You lead your airy life amid soft grass and flowers,
And relish honey dew produced by Nature's powers.
Although the many deem you an unworthy thing,
But, in the very truth, you are a sovereign king!
An angel in fine flesh or, rather, almost fleshless,
You only leap and sing, as carefree as one deathless;
All that you see is yours, no matter where you go;
For nothing you beseech, to nobody you owe.

Константин Батюшков
(1787–1855)

 

МОЙ ГЕНИЙ

О, память сердца! ты сильней
Рассудка памяти печальной
И часто прелестью своей
Меня в стране пленяешь дальной.
Я помню голос милых слов,
Я помню очи голубые,
Я помню локоны златые
Небрежно вьющихся власов.
Моей пастушки несравненной
Я помню весь наряд простой,
И образ милой, незабвенной
Повсюду странствует со мной.
Хранитель гений мой — любовью
В утеху дан разлуке он:
Засну ль? приникнет к изголовью
И усладит печальный сон.

1815

Konstantine Batyushkov
(1787–1855)

Liberal translation:

MY GENIUS

O memory of heart! you're stronger
Than reminiscence of cool mind;
You captivate my soul much longer,
With images of better kind.
Those azure eyes and tender words,
Those golden curls — as consolation
From love — for mirthless separation
Are precious memory's rewards.
Recalling them, I quietly sadden:
In distant lands, I long in vain
For my uncomparable maiden,
Whose lively image I retain.
And once I cheerlessly retire,
Light dream into a vision turns:
In the unforgettable attire
My simple shepherdess returns.

1815

Александр Пушкин 
(1799–1837) 

УЗНИК 

Сижу за решеткой в темнице сырой.
Вскормленный в неволе орел молодой,
Мой грустный товарищ, махая крылом,
Кровавую пищу клюет под окном,

Клюет, и бросает, и смотрит в окно,
Как будто со мною задумал одно;
Зовет меня взглядом и криком своим
И вымолвить хочет: “Давай улетим!

Мы вольные птицы; пора, брат, пора!
Туда, где за тучей белеет гора,
Туда, где синеют морские края,
Туда, где гуляем лишь ветер… да я!..”

1822

Alexander Pushkin 
(1799–1837) 

THE PRISONER 

I sit in a dungeon and gaze through its grate.
My mirthless companion in merciless fate —
Young eagle — despondently sits at my feet;
He flutters his wings, and he pecks at his meat.

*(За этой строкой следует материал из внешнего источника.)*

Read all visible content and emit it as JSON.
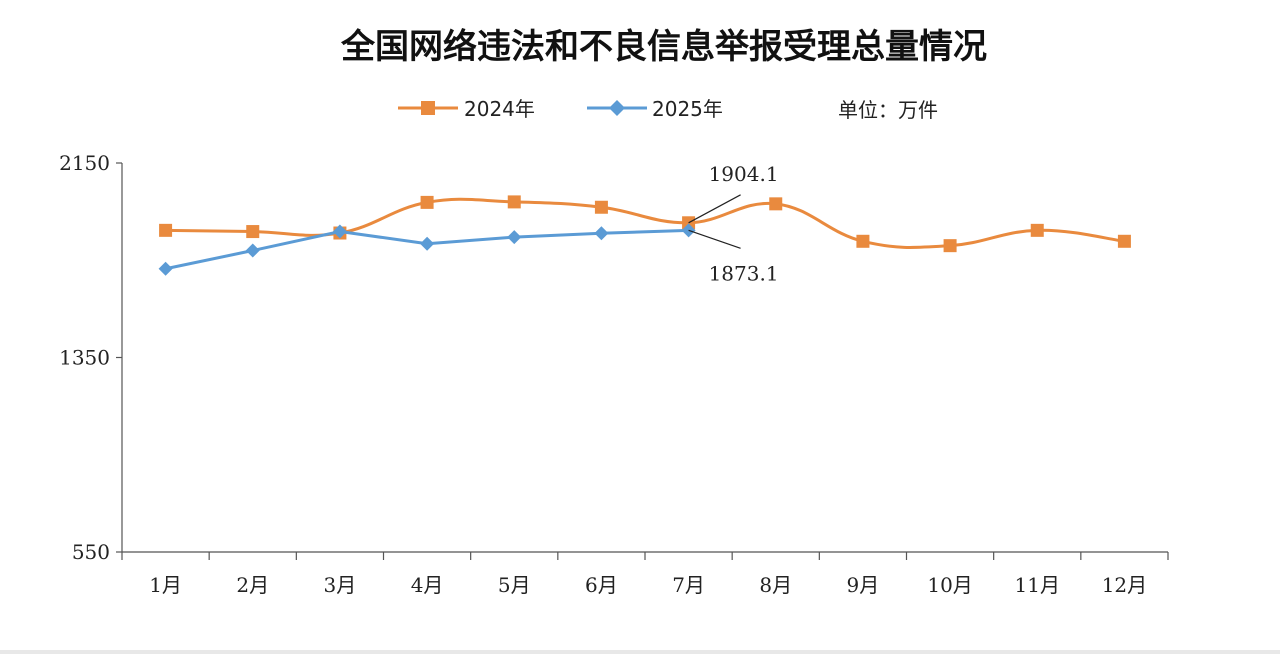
{
  "chart_data": {
    "type": "line",
    "title": "全国网络违法和不良信息举报受理总量情况",
    "unit_label": "单位：万件",
    "categories": [
      "1月",
      "2月",
      "3月",
      "4月",
      "5月",
      "6月",
      "7月",
      "8月",
      "9月",
      "10月",
      "11月",
      "12月"
    ],
    "ylim": [
      550,
      2150
    ],
    "yticks": [
      550,
      1350,
      2150
    ],
    "grid": false,
    "legend_position": "top",
    "series": [
      {
        "name": "2024年",
        "color": "#E98A3E",
        "marker": "square",
        "smooth": true,
        "values": [
          1873,
          1868,
          1862,
          1988,
          1990,
          1968,
          1904.1,
          1982,
          1828,
          1810,
          1873,
          1828
        ]
      },
      {
        "name": "2025年",
        "color": "#5B9BD5",
        "marker": "diamond",
        "smooth": false,
        "values": [
          1715,
          1790,
          1868,
          1818,
          1845,
          1861,
          1873.1,
          null,
          null,
          null,
          null,
          null
        ]
      }
    ],
    "annotations": [
      {
        "text": "1904.1",
        "series": 0,
        "index": 6
      },
      {
        "text": "1873.1",
        "series": 1,
        "index": 6
      }
    ]
  }
}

He pecks, and he drops it, and muses and dreams;
He nurses the dream of my own, so it seems;
He calls me with eloquent glances and cry;
He's eager to tell me: “My friend, let us fly!

We're born to be free; 'tis time, brother, 'tis time
To fly where white mountains keep still and sublime,
To fly where wide waters reflect azure sky,
To fly where wild winds only wander… and I!..”

1822


This translation leaves much to be desired:

ПРОРОК 

Духовной жаждою томим,
В пустыне мрачной я влачился,
И шестикрылый серафим
На перепутье мне явился;
Перстами легкими, как сон,
Моих зениц коснулся он:
Отверзлись вещие зеницы,
Как у испуганной орлицы.
Моих ушей коснулся он,
И их наполнил шум и звон:
И внял я неба содроганье,
И горний ангелов полет,
И гад морских подводный ход,
И дольней лозы прозябанье.
И он к устам моим приник
И вырвал грешный мой язык
И празднословный, и лукавый,
И жало мудрыя змеи
В уста замершие мои
Вложил десницею кровавой.
И он мне грудь рассек мечом,
И сердце трепетное вынул,
И угль, пылающий огнем,
Во грудь отверстую водвинул.
Как труп, в пустыне я лежал.
И Бога глас ко мне воззвал:
“Восстань, пророк, и виждь, и внемли,
Исполнись волею Моей
И, обходя моря и земли,
Глаголом жги сердца людей.”

1826

THE PROPHET 

Parchèd with spiritual thirst,
In mournful wilderness I wandered;
And there, a seraph met me first,
With his six wondrous wings unfolded;
With fingers as light as a dream
He touched my eyelids, and my dim
Prophetic eyes, as in a startled
She-eagle, opened wide and started
To gaze around. He touched my ears,
And noise and ringing filled up these:
And I heard heaven's awful thunder,
And angels flying far and wide,
And ocean creatures' deepest glide,
And rustling plants that sprouted under
The earth. And he approached my lips,
Tore out my sinful tongue that keeps
Forever blasphemous and wily,
And then wise serpent's deadly sting
Between my frozen lips put in
With bloody hand. And, raising dryly
His sword, he clove my trembling breast,
Drew out my thrilling heart, and, dire,
He thrust into my open chest
A coal that flamed with searing fire.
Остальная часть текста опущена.